Abstract

Infusion of regulatory T cells (Tregs) engineered with a chimeric antigen receptor (CAR) targeting donor-derived human leukocyte antigen (HLA) is a promising strategy to promote transplant tolerance. Here, we describe an anti-HLA-A2 CAR (A2-CAR) generated by grafting the complementarity-determining regions (CDRs) of a human monoclonal anti-HLA-A2 antibody into the framework regions of the Herceptin 4D5 single-chain variable fragment and fusing it with a CD28-ζ signaling domain. The CDR-grafted A2-CAR maintained the specificity of the original antibody. We then generated HLA-A2 mono-specific human CAR Tregs either by deleting the endogenous T-cell receptor (TCR) via CRISPR/Cas9 and introducing the A2-CAR using lentiviral transduction or by directly integrating the CAR construct into the TCR alpha constant locus using homology-directed repair. These A2-CAR+TCRdeficient human Tregs maintained both Treg phenotype and function in vitro. Moreover, they selectively accumulated in HLA-A2-expressing islets transplanted from either HLA-A2 transgenic mice or deceased human donors. A2-CAR+TCRdeficient Tregs did not impair the function of these HLA-A2+ islets, whereas similarly engineered A2-CAR+TCRdeficientCD4+ conventional T cells rejected the islets in less than 2 weeks. A2-CAR+TCRdeficient Tregs delayed graft-versus-host disease only in the presence of HLA-A2, expressed either by co-transferred peripheral blood mononuclear cells or by the recipient mice. Altogether, we demonstrate that genome-engineered mono-antigen-specific A2-CAR Tregs localize to HLA-A2-expressing grafts and exhibit antigen-dependent in vivo suppression, independent of TCR expression. These approaches may be applied towards developing precision Treg cell therapies for transplant tolerance.

Highlights

  • Regulatory T cells (Tregs) are a small subset of CD4+ T cells that are key for maintaining self-tolerance and preventing autoimmune disease [1]
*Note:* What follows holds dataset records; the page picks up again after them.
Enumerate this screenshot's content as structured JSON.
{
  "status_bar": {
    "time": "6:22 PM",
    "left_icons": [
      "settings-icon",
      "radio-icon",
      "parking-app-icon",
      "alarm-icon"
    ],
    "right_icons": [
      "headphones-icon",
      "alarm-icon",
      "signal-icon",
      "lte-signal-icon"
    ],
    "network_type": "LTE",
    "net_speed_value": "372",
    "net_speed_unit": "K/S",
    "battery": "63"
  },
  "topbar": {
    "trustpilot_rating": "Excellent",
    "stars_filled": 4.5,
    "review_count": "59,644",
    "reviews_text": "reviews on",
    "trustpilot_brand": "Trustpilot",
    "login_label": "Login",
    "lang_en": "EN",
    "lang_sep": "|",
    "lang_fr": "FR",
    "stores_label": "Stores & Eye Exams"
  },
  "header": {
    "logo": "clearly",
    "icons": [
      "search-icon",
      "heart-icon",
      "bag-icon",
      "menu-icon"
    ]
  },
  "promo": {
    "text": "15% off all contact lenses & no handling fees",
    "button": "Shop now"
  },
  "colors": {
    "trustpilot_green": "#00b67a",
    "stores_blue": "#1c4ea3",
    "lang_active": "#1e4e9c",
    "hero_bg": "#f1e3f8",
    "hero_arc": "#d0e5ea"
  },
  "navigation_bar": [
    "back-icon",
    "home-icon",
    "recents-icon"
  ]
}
  • (CDRs) of the heavy and light chains of the SN607D8 scFv into the framework regions of an scFv derived from the anti-HER2 antibody Herceptin, which is known to be compatible with chimeric antigen receptor (CAR) surface expression [42]

  • In human leukocyte antigen (HLA)-A2 transgenic mice reconstituted with HLA-A2+ Peripheral blood mononuclear cells (PBMCs), we found that the circulating HLA-A2– cells, i.e. the engineered A2 CAR (A2-CAR)+TCRdeficient Tregs, remained FOXP3+ (Figure 6A), albeit with limitations in the number of acquired events due to the marked decrease in the number of CD4+ and CD4+HLA-A2- cells over time (Figure 6B)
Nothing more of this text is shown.